Throughout the Eritrean war of independence against Ethiopia, Israel supported Ethiopia in one way or another. Ethiopia portrayed the Eritrean rebellion as an Arab threat to the region.
Jeffrey Lefebvre writes that Israel viewed the war in Eritrea as a southerly extension of the Arab-Israeli conflict. This was partly due to the fact that when the Eritrean People's Liberation Front (EPLF) launched its war of secession against Ethiopia in 1962, Gamal Abdel Nasser permitted the EPLF to establish its headquarters in Cairo where members of the EPLF received military training as well.
Another strong ally of the EPLF was North Sudan. During Eritrea's 30-year struggle for independence, North Sudan was the most important regional ally for the Eritrean resistance, according to Jeffrey Lefebvre.
While North Sudan gave support to the Eritrean resistance, Ethiopia helped Israel assist the Anya Nya rebels who were fighting against North Sudan.
Ethiopia allowed Israel to establish military centres to train the rebels. Moreover, according to Robert Collins, a historian, Israel brought Anya Nya officers to Israel to attend short courses in weapons and explosives, as well as radio transmissions.

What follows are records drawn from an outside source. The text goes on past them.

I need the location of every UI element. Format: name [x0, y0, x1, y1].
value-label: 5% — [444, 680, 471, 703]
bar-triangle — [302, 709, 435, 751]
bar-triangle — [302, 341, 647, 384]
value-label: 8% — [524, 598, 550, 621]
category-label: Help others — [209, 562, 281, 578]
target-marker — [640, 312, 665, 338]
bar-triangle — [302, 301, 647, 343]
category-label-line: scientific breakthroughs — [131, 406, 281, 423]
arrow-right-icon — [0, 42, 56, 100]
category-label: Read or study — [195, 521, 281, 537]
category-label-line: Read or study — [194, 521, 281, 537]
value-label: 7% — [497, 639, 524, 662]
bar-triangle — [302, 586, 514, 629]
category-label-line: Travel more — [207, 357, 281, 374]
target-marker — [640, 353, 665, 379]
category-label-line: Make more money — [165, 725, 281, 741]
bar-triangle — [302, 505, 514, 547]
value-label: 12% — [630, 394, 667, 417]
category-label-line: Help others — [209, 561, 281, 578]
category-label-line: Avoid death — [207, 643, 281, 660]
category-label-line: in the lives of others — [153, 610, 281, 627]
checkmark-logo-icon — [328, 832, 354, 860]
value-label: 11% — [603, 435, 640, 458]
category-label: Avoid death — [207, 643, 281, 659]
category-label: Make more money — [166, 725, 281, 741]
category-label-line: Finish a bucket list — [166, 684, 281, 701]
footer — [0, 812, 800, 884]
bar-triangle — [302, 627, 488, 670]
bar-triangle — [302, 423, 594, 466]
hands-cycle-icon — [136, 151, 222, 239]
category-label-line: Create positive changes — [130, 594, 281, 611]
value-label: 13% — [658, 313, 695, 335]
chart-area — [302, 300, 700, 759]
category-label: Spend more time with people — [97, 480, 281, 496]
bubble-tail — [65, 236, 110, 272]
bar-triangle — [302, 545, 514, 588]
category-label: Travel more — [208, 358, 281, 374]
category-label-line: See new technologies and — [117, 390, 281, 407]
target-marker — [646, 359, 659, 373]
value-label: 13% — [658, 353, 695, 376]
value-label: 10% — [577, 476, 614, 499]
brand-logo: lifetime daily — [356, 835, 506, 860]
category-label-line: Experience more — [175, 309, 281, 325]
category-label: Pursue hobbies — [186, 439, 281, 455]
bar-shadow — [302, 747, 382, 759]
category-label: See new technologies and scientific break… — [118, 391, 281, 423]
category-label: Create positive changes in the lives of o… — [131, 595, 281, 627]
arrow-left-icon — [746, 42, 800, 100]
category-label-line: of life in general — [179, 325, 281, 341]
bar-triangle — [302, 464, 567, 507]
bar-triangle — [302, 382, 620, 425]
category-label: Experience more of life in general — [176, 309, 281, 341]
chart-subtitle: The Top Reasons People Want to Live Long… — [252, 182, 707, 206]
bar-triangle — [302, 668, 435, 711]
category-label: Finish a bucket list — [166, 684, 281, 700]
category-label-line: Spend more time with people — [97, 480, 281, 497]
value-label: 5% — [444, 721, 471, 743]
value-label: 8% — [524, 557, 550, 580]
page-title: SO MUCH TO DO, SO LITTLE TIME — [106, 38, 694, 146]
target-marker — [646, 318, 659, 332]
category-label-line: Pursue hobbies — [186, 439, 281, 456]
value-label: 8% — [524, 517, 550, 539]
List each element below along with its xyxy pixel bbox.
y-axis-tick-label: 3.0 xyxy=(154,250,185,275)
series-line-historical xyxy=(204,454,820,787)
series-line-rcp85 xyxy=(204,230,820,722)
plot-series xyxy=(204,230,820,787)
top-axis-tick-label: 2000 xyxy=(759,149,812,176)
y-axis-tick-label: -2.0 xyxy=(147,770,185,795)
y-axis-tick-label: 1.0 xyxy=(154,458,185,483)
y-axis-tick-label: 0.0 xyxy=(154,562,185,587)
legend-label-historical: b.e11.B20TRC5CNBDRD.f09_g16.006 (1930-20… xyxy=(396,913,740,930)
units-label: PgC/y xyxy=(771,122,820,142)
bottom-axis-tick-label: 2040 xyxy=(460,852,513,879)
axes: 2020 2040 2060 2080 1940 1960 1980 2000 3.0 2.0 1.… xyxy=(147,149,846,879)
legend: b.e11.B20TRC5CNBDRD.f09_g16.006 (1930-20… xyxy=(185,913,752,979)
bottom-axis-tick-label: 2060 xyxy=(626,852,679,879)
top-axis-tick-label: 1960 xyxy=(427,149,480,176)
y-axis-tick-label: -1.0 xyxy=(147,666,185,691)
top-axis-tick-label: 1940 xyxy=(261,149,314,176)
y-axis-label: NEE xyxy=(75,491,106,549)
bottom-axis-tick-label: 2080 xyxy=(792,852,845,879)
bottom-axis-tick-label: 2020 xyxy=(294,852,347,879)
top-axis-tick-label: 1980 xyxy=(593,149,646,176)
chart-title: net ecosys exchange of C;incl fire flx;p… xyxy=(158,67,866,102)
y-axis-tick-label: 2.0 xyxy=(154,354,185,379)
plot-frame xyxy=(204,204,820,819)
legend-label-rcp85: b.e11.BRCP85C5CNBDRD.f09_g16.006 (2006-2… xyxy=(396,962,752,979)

In addition to being driven by ideological reasons, Israel's involvement in the Horn of Africa has also been about making sure that the Red Sea does not "become an Arab Lake" from which Arab states could threaten Israeli shipping in the southern Red Sea region, explains Jeffrey Lefebvre. To achieve this goal Israel has played a vital role in destabilising countries in the Horn of Africa.
Israel has a responsibility to asylum seekers from the countries it played a part in destabilising. The continuing violence in the Horn of Africa is largely the product of Israeli interventionist policies in the security affairs of the Horn of Africa.
For years, the State of Israel has attempted to influence the ideological orientation of local actors in the region through arms, aid or subversion, according to Lefebvre. Israelis ought to realise that this is a case of chickens coming home to roost.
Majavu is the Book Reviews Editor of Interface: A Journal For and About Social Movements. He is a PhD candidate at the University of Auckland, New Zealand.